In Campbell I, the CAAF took great pains to explain their concerns with the urinalysis program. The Court noted that use of urinalysis results in court-martial proceedings “was in contrast to the Supreme Court’s approach to civilian urinalysis programs”; the CAAF has gone well beyond the constitutional analysis that the Supreme Court has applied in civilian society in approving “prosecutorial use of permissive inferences in criminal proceedings to sustain convictions based solely upon the results of a drug test”; and, “[t]he possibility of a positive result from an error in the test or from unknowing ingestion of a substance that does not trigger any reaction on the part of the servicemember is the worst nightmare of every good servicemember and a cause of serious concern to the judicial system.” Campbell I, 50 M.J. at 159-60. With all due respect, I disagree.

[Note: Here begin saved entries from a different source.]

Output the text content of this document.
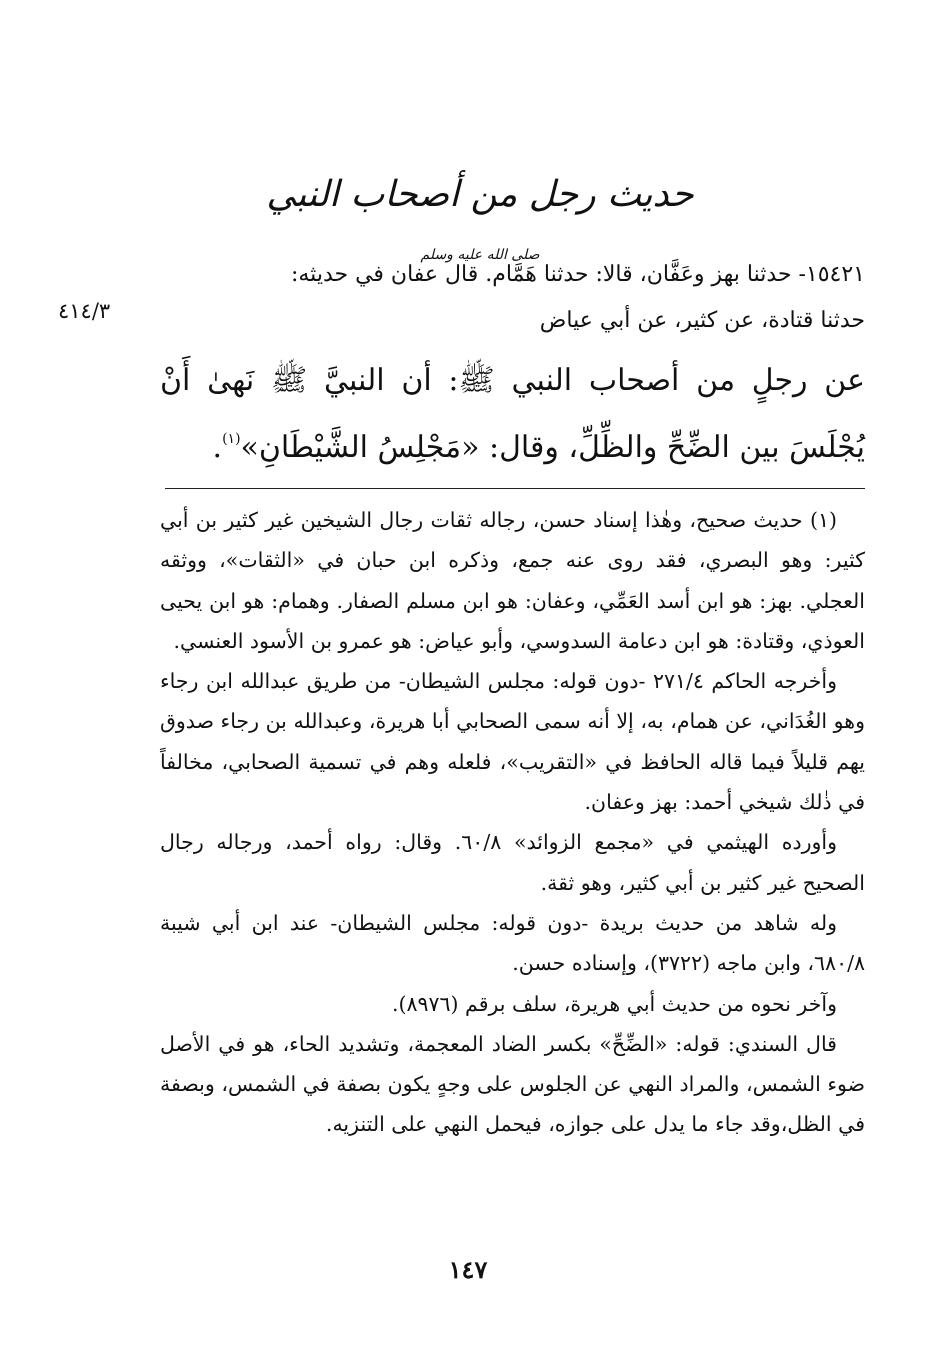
حديث رجل من أصحاب النبي $^{صلى الله عليه وسلم}$

١٥٤٢١- حدثنا بهز وعَفَّان، قالا: حدثنا هَمَّام. قال عفان في حديثه:

حدثنا قتادة، عن كثير، عن أبي عياض

٤١٤/٣

عن رجلٍ من أصحاب النبي ﷺ: أن النبيَّ ﷺ نَهىٰ أَنْ يُجْلَسَ بين الضِّحِّ والظِّلِّ، وقال: «مَجْلِسُ الشَّيْطَانِ»$^{(١)}$.

(١) حديث صحيح، وهٰذا إسناد حسن، رجاله ثقات رجال الشيخين غير كثير بن أبي كثير: وهو البصري، فقد روى عنه جمع، وذكره ابن حبان في «الثقات»، ووثقه العجلي. بهز: هو ابن أسد العَمِّي، وعفان: هو ابن مسلم الصفار. وهمام: هو ابن يحيى العوذي، وقتادة: هو ابن دعامة السدوسي، وأبو عياض: هو عمرو بن الأسود العنسي.

وأخرجه الحاكم ٢٧١/٤ -دون قوله: مجلس الشيطان- من طريق عبدالله ابن رجاء وهو الغُدَاني، عن همام، به، إلا أنه سمى الصحابي أبا هريرة، وعبدالله بن رجاء صدوق يهم قليلاً فيما قاله الحافظ في «التقريب»، فلعله وهم في تسمية الصحابي، مخالفاً في ذٰلك شيخي أحمد: بهز وعفان.

وأورده الهيثمي في «مجمع الزوائد» ٦٠/٨. وقال: رواه أحمد، ورجاله رجال الصحيح غير كثير بن أبي كثير، وهو ثقة.

وله شاهد من حديث بريدة -دون قوله: مجلس الشيطان- عند ابن أبي شيبة ٦٨٠/٨، وابن ماجه (٣٧٢٢)، وإسناده حسن.

وآخر نحوه من حديث أبي هريرة، سلف برقم (٨٩٧٦).

قال السندي: قوله: «الضِّحِّ» بكسر الضاد المعجمة، وتشديد الحاء، هو في الأصل ضوء الشمس، والمراد النهي عن الجلوس على وجهٍ يكون بصفة في الشمس، وبصفة في الظل،وقد جاء ما يدل على جوازه، فيحمل النهي على التنزيه.

١٤٧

I readily admit that no one likes participating in the urinalysis program. It is not a pleasant experience for anyone, including appellate judges, to provide a urine specimen under direct observation. There is also some anxiety involved in the process — once servicemembers provide their specimens, they lose control of them. But, that is why the specimens are collected, shipped, and tested under chain of custody procedures and that confirmatory testing is done using state of the art technology.
Inspection testing is either constitutional or it is not. The CAAF claims it is constitutional, and I have no doubt that so would the Supreme Court. See National Treasury *768Employees Union v. Von Raab, 489 U.S. 656, 671, 109 S.Ct. 1384, 103 L.Ed.2d. 685 (1989); United States v. Bickel, 30 M.J. 277 (C.M.A. 1990). I find nothing unconstitutional about inspection testing or the use of the President’s permissive inference to show knowledge. I believe part 2(b) of the Campbell three-part test is unwarranted and based on an invalid inference of its own.